Monday, April 12, 2010

Thumbs Up Althouse

1. http://bloggingheads.tv/diavlogs/27368

2. me: I liked this exchange for its brevity and for Althouse’s crispness and being correct or at a minimum plausible on nearly every point she took up. On the other hand, I found Bazelon extremely weak and deferring to Althouse, unwilling to stake out a position, and unwilling to argue or even, more generally, simply engage with Althouse.

I thought Althouse was getting increasingly impatient with Bazelon’s limpness and soppiness such that near the end she sounded exasperated when she asked Bazelon “Well, what do you think?” in a kind of pointed way.

I thought Althouse was right to tell Obama to pick a liberal justice and then defend that choice. Bush certainly did that from the other end with Alito and Roberts. (On a side note, Dershowitz makes a good argument for nominees during confirmation hearings having the fortitude to say “This is what I think about x but am open to be persuaded by a better argument.” That is not only intellectually honest compared to the damnable fiction that either “I have no view of x” or, worse, I have never thought about x.”, it comports with reality.)

I liked Althouse’s correct point that Obama voted against, and was vociferous in his opposition to, Allito and Roberts and should want and expect the same from Republicans. Let there be a great debate about the meaning of your Constitution, how it gets approached, about Originalism and Textualism and Breyer's theory of "Active Liberty" and ideas about living trees and judicial activism and so on.

The ritual farce of the present confirmation hearings, so at odds with reality, does much, I have a theory, to deligitimate SCOTUS because people recognize them for the sham they are.

On school bullying, Althouse was especially trenchant. It’s inane, to suggest as did someone above that if solving the problem means throwing a couple of obnoxious kids in jail, then “so be it.” And it misses Althouse’s argument to complain that she opined as she did without knowing the particulars of the Massachusetts case. The same answer applies to both points: Althouse’s was a plausible social policy argument about the misconceived uses of criminal law to address certain types of social problems. There are tons of careful distinctions to be drawn and qualifications to be offered, but here Bazelon and Althouse were as one when it comes to kids being kids and ragging on other kids as they always have done and always will do.

To criminalize mean behavior is an incredible disproportionate intrusion of state power into the daily recurring conduct of our lives. Within certain limits of bullying conduct, as a matter of social policy one would want to start with school sanctions and reserve the criminal law for egregious conduct informed by some degree of what used to quaintly be known as “malice a forethought”.

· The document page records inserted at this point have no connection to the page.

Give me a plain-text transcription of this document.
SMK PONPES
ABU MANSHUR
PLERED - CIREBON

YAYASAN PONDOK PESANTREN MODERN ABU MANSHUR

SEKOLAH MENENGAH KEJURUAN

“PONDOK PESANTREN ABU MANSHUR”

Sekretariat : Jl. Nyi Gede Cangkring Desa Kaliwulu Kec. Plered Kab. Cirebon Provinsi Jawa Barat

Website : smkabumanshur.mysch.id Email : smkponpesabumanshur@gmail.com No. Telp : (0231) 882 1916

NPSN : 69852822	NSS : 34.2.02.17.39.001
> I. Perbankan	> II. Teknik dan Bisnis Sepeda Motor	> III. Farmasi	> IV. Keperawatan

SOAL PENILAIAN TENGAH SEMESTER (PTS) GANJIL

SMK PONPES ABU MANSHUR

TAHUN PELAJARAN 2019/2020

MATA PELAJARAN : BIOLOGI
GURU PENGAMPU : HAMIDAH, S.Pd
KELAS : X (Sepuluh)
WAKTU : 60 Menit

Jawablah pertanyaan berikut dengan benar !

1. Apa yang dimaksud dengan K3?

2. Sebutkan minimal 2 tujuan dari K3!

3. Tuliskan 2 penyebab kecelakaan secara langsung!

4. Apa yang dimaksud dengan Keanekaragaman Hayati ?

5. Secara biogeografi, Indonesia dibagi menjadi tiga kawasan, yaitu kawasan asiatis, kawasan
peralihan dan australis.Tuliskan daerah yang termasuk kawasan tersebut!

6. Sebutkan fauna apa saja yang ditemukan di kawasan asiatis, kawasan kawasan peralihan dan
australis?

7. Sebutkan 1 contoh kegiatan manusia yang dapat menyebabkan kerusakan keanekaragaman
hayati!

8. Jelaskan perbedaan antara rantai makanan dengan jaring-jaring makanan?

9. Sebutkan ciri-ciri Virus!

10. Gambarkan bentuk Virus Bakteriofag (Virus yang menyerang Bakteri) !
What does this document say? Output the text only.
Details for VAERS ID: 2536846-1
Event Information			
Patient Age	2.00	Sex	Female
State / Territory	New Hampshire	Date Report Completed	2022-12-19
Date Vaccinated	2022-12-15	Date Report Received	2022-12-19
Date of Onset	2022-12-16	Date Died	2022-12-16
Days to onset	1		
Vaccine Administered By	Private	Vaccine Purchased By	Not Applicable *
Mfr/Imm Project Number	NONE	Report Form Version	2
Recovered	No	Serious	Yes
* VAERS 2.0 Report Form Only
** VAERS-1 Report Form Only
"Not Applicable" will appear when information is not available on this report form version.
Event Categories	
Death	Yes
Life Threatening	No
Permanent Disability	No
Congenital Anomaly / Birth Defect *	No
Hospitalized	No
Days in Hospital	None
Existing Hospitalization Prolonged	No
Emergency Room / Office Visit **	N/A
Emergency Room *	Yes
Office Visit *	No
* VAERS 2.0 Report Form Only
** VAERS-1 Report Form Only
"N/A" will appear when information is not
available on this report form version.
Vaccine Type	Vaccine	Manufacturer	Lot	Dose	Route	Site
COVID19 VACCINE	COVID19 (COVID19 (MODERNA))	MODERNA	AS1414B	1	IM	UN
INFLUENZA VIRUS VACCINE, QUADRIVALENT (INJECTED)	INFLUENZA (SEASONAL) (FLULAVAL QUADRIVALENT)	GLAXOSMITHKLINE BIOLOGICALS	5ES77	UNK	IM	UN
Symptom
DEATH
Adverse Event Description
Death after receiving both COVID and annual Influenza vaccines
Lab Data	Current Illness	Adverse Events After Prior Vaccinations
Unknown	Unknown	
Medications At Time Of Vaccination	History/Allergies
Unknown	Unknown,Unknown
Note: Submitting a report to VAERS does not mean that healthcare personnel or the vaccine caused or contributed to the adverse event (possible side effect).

Reinforcing this point were both women’s objection to the likelihood that the prosecution in the Massachusetts case was a prosecutorial knee jerk to the girl’s suicide and Althouse’s excellent point that if there was not something egregious in the conduct proximate to the suicide then prosecutors are going to be very busy, if there is to be consistency in the law, trying the multitudinous bullies in schools everywhere. It seems self evident to me that one would in the Massachusetts case want to be very wary of how stable was the victim.

Finally on the tea parties, Althouse was least persuasive in concluding that without other evidence she doesn’t believe that John Lewis was called a N… or that the other Congressman was spat on. Some evidence is their own say so; and in the case of the spitting I saw the video of the guy walking and reacting angrily to what looked like something terribly offensive landing on him causing him to flinch and get really mad.

But there is a bigger point here about which Althouse is indubitably correct: the tarring of masses of independent voters by the fringe, despicable actions of people numbering less than ten fingers is an abomination in news coverage and political analysis.